Many of our residents come to Our Family Home from unsuccessful situations in other care centers, and often begin to show improvements after joining Our Family Home. When we look at the common threads that help our residents improve, we realize it’s because for us, it’s personal.

Dementia care is the fastest growing segment of assisted living and we continue to see growth among larger, corporate-owned entities. While some individuals do alright in these settings, we find that our residents thrive in an environment that’s more personal.

Personal Experience

Evan DuBro with his Mother

Our Family Home was born out of personal connection to memory disease. Evan grew up around Alzheimer’s disease, caring for his grandparents, who had the disease, and later his mom. After his mom’s diagnosis, he realized nothing like Our Family Home existed. It sparked an idea for a new level of care.

The format of converting residential houses into smaller, safer and more familiar homes for individuals with memory disease originated from his experience, as well as his formal education in senior care management.

Evan also knew that successful care needed to go beyond the right environment. It had to include a commitment to forming a well-trained and committed care team. Equipping the employees with both personal and professional training opportunities would be the key to attracting and keeping staff that cared about the residents.

Our Family Home believes in giving employees the tools, training and techniques to be able to provide high level care for residents and take better care of themselves. We need to invest well in our people, so they invest well in our residents.

Personal Connection

While personal experience has contributed greatly to the foundation for Our Family Home, the guiding principle of the organization is really connection and livelihood. With a 5:2 resident to caregiver ratio, our staff is afforded the opportunity to spend meaningful time with residents. Often time our caregivers will refer to this as being able to get in their moment.

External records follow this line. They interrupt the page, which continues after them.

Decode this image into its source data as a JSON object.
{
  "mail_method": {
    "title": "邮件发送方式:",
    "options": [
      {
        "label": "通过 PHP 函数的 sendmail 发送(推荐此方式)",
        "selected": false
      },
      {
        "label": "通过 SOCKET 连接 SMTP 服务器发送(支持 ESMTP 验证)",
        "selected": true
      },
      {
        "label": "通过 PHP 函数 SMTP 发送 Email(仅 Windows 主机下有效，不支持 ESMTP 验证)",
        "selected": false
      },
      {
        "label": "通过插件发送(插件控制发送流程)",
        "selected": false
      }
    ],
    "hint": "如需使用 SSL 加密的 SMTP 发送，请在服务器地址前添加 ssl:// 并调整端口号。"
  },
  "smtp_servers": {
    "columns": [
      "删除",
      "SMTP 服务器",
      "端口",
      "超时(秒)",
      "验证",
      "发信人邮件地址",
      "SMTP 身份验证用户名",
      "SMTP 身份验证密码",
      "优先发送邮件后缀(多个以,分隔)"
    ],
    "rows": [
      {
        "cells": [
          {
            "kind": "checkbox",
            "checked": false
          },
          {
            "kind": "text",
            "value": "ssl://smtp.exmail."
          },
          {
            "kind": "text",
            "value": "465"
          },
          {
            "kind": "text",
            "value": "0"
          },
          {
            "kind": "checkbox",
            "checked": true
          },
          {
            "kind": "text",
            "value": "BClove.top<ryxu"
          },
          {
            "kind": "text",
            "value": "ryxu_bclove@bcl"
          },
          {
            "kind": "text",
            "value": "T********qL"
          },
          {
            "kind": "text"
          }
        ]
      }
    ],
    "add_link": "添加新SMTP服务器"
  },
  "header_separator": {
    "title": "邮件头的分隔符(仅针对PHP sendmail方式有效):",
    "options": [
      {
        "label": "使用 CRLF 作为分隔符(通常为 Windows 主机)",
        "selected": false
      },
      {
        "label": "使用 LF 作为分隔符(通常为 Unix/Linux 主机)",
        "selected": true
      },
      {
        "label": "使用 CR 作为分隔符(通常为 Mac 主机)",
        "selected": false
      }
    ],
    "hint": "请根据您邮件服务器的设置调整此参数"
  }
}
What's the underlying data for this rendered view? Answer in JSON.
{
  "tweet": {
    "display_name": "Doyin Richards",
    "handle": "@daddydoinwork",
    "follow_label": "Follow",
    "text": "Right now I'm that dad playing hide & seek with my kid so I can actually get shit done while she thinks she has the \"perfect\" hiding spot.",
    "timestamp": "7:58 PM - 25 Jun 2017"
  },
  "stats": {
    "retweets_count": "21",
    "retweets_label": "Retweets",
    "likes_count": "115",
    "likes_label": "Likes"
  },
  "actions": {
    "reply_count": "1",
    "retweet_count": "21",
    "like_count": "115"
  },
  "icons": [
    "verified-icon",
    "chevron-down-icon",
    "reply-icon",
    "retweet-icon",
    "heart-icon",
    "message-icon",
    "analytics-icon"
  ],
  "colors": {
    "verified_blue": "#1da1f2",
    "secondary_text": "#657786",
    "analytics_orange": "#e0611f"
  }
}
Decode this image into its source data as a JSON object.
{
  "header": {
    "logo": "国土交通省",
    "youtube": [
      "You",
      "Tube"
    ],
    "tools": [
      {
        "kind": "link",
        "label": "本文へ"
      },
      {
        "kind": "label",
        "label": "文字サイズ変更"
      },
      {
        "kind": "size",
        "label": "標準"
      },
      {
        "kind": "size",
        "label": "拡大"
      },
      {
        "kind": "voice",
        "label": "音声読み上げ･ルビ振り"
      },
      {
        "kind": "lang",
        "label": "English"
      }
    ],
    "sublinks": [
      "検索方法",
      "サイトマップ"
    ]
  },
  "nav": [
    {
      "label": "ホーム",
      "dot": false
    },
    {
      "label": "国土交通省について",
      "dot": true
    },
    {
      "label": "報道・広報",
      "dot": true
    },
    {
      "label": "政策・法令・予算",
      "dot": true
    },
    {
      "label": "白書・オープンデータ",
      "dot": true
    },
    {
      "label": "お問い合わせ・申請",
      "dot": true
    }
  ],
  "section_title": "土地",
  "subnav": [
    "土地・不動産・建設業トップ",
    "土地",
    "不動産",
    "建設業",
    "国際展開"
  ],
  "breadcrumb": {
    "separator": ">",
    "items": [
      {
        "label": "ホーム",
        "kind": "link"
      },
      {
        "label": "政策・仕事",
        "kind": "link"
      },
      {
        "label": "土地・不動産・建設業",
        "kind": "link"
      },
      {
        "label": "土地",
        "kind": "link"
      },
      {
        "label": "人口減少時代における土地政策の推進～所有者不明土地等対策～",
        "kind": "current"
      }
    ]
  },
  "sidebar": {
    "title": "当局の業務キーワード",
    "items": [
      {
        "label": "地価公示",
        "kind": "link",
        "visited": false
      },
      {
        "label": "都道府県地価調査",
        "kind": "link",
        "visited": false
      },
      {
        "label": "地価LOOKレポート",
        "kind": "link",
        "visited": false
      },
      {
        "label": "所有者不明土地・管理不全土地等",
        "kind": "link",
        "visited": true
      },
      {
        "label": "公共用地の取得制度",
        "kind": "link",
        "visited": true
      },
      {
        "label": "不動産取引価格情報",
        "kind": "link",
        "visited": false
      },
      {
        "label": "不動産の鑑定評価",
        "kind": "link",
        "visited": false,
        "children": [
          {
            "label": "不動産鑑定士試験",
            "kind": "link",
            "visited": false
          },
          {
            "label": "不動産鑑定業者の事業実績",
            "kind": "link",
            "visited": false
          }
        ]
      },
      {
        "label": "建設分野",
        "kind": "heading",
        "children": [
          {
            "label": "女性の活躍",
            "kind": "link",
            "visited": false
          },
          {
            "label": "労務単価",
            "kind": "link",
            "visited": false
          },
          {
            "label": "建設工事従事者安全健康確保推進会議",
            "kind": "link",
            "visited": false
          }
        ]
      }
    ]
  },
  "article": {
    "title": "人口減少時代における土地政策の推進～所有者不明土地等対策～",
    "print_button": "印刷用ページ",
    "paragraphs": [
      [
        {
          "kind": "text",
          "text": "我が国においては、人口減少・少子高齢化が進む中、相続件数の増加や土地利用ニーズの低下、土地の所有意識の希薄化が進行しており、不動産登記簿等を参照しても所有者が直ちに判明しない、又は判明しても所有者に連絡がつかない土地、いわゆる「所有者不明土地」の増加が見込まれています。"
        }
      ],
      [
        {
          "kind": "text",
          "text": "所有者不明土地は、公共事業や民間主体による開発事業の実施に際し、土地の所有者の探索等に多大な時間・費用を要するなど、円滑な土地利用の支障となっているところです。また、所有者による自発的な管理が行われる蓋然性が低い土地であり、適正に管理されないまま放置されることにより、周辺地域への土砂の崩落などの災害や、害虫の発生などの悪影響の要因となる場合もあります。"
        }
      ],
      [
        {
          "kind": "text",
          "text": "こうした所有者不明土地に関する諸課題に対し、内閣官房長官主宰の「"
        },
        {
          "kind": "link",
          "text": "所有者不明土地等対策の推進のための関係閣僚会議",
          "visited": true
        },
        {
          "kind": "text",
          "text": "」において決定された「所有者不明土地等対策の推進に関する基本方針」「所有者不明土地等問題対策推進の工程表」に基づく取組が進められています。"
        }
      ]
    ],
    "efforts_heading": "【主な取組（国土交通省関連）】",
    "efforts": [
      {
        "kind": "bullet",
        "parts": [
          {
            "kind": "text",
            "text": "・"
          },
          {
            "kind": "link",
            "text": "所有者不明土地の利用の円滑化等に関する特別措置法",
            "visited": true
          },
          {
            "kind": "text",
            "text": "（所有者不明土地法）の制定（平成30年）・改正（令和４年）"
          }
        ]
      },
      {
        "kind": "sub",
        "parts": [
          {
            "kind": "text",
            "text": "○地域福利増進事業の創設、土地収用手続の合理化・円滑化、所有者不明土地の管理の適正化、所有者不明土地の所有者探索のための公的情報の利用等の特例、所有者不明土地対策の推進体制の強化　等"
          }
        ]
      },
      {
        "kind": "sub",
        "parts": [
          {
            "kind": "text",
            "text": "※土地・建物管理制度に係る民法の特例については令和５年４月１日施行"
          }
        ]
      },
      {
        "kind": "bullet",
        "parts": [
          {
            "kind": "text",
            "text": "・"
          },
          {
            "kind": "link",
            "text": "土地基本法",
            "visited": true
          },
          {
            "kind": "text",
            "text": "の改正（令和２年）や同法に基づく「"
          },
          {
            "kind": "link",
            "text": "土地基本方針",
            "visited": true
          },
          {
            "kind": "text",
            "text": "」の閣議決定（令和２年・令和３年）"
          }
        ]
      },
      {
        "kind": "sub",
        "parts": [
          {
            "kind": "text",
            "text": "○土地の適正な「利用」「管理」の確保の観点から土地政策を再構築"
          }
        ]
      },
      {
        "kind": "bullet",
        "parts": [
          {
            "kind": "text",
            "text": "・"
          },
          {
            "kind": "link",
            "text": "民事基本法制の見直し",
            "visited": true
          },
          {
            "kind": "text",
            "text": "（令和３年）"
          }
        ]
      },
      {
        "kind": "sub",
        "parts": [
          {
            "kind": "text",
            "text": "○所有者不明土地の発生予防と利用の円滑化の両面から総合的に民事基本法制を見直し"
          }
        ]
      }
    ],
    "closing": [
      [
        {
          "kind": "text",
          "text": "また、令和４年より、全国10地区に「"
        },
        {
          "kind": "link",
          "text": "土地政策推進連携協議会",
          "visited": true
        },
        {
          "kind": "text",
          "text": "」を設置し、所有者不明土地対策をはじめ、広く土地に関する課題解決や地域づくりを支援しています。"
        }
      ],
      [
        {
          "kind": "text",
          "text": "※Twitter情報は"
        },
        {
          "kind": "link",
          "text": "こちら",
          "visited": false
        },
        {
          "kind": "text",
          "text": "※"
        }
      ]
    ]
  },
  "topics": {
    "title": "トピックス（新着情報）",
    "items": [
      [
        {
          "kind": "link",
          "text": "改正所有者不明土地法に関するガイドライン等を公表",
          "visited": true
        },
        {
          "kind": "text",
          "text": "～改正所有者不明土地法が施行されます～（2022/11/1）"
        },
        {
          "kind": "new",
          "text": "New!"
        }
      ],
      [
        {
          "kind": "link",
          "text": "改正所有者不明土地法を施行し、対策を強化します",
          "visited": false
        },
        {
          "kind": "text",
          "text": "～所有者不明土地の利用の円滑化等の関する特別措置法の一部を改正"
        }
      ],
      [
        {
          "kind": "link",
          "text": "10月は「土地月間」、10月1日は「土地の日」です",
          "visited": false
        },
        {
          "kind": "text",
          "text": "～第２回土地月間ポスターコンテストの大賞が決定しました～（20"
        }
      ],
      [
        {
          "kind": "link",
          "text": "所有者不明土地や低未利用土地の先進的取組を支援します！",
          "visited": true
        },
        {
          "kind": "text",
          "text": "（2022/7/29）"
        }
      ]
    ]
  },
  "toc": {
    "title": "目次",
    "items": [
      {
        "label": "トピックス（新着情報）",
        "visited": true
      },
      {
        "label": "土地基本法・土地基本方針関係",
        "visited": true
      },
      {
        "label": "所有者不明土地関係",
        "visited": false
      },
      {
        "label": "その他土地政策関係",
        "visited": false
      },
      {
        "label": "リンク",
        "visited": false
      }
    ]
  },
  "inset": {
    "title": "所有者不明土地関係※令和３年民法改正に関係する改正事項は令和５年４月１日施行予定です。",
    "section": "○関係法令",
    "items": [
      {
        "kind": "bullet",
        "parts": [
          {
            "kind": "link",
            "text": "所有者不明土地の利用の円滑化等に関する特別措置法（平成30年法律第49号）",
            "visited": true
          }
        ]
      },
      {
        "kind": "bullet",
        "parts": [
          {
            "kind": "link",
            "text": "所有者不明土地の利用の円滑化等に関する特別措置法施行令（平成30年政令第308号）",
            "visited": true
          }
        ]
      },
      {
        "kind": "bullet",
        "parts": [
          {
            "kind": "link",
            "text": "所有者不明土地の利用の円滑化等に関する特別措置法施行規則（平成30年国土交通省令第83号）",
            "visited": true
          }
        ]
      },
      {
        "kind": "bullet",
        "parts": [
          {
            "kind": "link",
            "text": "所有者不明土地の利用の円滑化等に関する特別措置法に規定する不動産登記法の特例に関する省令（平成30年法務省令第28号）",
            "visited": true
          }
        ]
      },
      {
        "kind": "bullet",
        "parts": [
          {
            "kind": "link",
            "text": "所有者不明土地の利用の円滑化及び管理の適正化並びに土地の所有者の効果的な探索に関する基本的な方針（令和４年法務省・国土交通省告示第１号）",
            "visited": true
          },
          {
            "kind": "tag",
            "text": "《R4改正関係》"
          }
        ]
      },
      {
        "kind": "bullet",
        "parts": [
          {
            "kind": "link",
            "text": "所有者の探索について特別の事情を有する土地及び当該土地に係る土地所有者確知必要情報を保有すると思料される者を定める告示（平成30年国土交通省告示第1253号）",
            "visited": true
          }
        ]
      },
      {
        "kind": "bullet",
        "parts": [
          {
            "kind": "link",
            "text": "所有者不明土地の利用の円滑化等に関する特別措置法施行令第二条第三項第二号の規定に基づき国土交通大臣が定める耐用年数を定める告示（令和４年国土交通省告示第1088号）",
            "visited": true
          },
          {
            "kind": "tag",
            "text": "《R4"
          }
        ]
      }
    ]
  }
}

Being in their moment means putting aside your own agenda and focusing on what our residents need at that time. We don’t enforce a strict daily schedule because we realize that not all people adhere to the same schedule. Some of our residents are early risers while others prefer to get up later. We want to create an environment that relays consistency and familiarity.

This mindset also empowers our caregivers to focus more on the needs of each resident depending on where they are in the disease. We focus on what each person can reasonable do rather than setting expectations for a group that may be unrealistic for some. We’re also able to reconfigure our days, our tasks and our expectations based on how things are going each day or hour.

Being a caregiver is personal. It can be strenuous and emotional, but it’s also something we do because we care. At Our Family Home, everything we do – from the layout of our homes, to investing in the right training for our care teams, to engaging with our residents and their families – is because for us, it’s personal.